Movie Review

Easy Street

Easy Street Movie Poster

US Release Date: 01-22-1917

Directed by: Charles Chaplin

Starring

  • Charles Chaplin
  • The Derelict
  • Edna Purviance
  • The Mission Worker
  • Eric Campbell
  • The Bully
Average Stars:
:
Reviewed on: May 12th, 2010
Eric Campbell and Charles Chaplin in Easy Street.

Eric Campbell and Charles Chaplin in Easy Street.

Easy Street is a great Chaplin short. Briskly paced, and with a lesson on redemption, it is the perfect vehicle to show off the Tramp. Made before the Hayes code, this movie even contains a scene that truly shocked me.

The Tramp wanders into a church after hearing a hymn. After services he is saved by the preacher and the piano player, Edna. He even puts back the collection box he had taken. Now reformed, he joins the police force and is assigned to Easy Street, where a particularly large bully rules the neighborhood.

Chaplin and the Bully get into a fight, with Chaplin coming out on top. The Bully is arrested, but soon escapes. Chaplin runs into Edna, but while he has to deal with the bully returning, she gets thrown into a basement, and locked up with a heroin addict.

It actually shows this guy with a needle shooting up. After getting high, he decides to rape Edna. Chaplin of course comes out on top, and rescues Edna, but not before sitting on the heroin needle himself.

Drug use in old films is very rare.
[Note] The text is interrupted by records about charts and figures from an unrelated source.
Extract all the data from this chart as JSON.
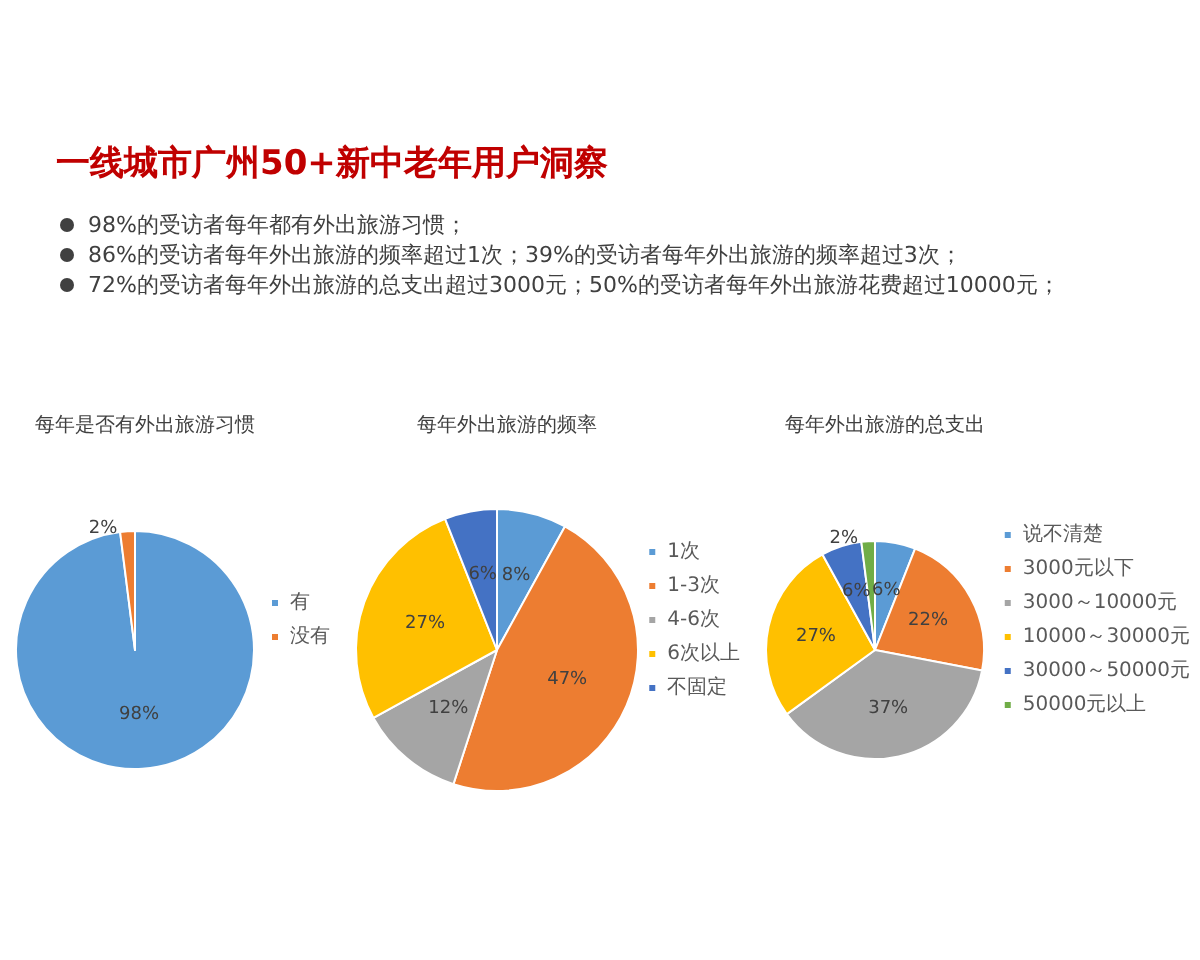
{
  "chart_data": [
    {
      "type": "other",
      "title": "一线城市广州50+新中老年用户洞察",
      "annotations": [
        "98%的受访者每年都有外出旅游习惯；",
        "86%的受访者每年外出旅游的频率超过1次；39%的受访者每年外出旅游的频率超过3次；",
        "72%的受访者每年外出旅游的总支出超过3000元；50%的受访者每年外出旅游花费超过10000元；"
      ]
    },
    {
      "type": "pie",
      "title": "每年是否有外出旅游习惯",
      "categories": [
        "有",
        "没有"
      ],
      "values": [
        98,
        2
      ],
      "colors": [
        "#5b9bd5",
        "#ed7d31"
      ],
      "value_labels": [
        "98%",
        "2%"
      ],
      "legend": "right"
    },
    {
      "type": "pie",
      "title": "每年外出旅游的频率",
      "categories": [
        "1次",
        "1-3次",
        "4-6次",
        "6次以上",
        "不固定"
      ],
      "values": [
        8,
        47,
        12,
        27,
        6
      ],
      "colors": [
        "#5b9bd5",
        "#ed7d31",
        "#a5a5a5",
        "#ffc000",
        "#4472c4"
      ],
      "value_labels": [
        "8%",
        "47%",
        "12%",
        "27%",
        "6%"
      ],
      "legend": "right"
    },
    {
      "type": "pie",
      "title": "每年外出旅游的总支出",
      "categories": [
        "说不清楚",
        "3000元以下",
        "3000～10000元",
        "10000～30000元",
        "30000～50000元",
        "50000元以上"
      ],
      "values": [
        6,
        22,
        37,
        27,
        6,
        2
      ],
      "colors": [
        "#5b9bd5",
        "#ed7d31",
        "#a5a5a5",
        "#ffc000",
        "#4472c4",
        "#70ad47"
      ],
      "value_labels": [
        "6%",
        "22%",
        "37%",
        "27%",
        "6%",
        "2%"
      ],
      "legend": "right"
    }
  ]
}
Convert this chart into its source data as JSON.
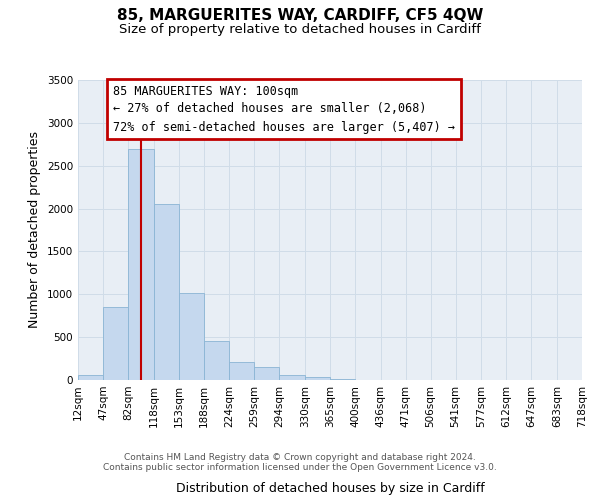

The Girl from Missouri (1934) mentions cocaine. The Hayes code put a stop to that, and drugs became a taboo subject in movies. Drugs did not go mainstream again until Frank Sinatra played an addict in The Man With the Golden Arm (1955).

Chaplin often worked with the same co-stars in his films. Eric Campbell's size made him a perfect foil for the diminutive Tramp. In July, 1917, his wife died of a heart attack. His daughter survived being hit by a car a couple of days later. A second marriage ended in divorce. He died that December, crashing his car after drinking at a party.

Reviewed on: November 27th, 2010
The Little Tramp makes like a Keystone Kop.

The Little Tramp makes like a Keystone Kop.

Easy Street is Chaplin at the peak of his creative output. He would soon abandon the two-reeler for feature length movies. The man possessed such physical grace. He could stumble and then spin around gracefully before waddling off with that trademark gait of is.

Chaplin making like a Keystone Kop is priceless. The way he administers the gas from the street lamp to the bully, like a dentist, is priceless. Of course this earns him the temporary respect of all the thugs on Easy Street.

Another funny moment comes when Chaplin feeds the many kids as if he is feeding birds. With the First World War raging in Europe Chaplin gave audiences a reason to laugh in spite of their worries.

That must have been some kind of special heroin since it made the junkie horny and gave Chaplin super strength. All the heroin I’ve ever heard of just makes people nod off. At any rate it would be many decades before comics would regularly play illicit drug use for laughs.

I couldn’t agree more Eric, Easy Street is a classic showcase for Chaplin’s Little Tramp.
 

Reviewed on: April 24th, 2011
Charlie Chaplin finds a creative way to deal with a bully in Easy Street.

Charlie Chaplin finds a creative way to deal with a bully in Easy Street.

This is an entertaining short. Chaplin is at his best when playing the underdog and fighting the odds, usually to win the hand of a girl. And here he faces stiff odds against a super-human villain able to withstand the most awful punishment without being phased.

The unique thing about this short is that for once the Tramp becomes a police officer. Often in Chaplin's and other shorts of the times, it seems that the police were the antagonists, but here Chaplin becomes one of them. Granted, the rest of the police are shown to be pretty ineffectual and in not that flattering of a light, but still, the hero is a policeman.

There's one odd thing in the film that stood out to me. For most of the short, I assumed it was set on the Lower East Side of New York, but during a chase scene there is a quick moment when suddenly they are in a wide open space and you can see L.A. City painted on a building in the background. The sudden change in scenery is jarring and I wonder why that very short cut was included?

I agree with you Eric that seeing the blatant drug use in a film of the time is a bit surprising. Even before the Hayes Code you didn't often see someone using drugs and certainly not in a comedy.

Although I'm not the fan of silent films that either of you are, even I have to say that this is an entertaining and still quite amusing short.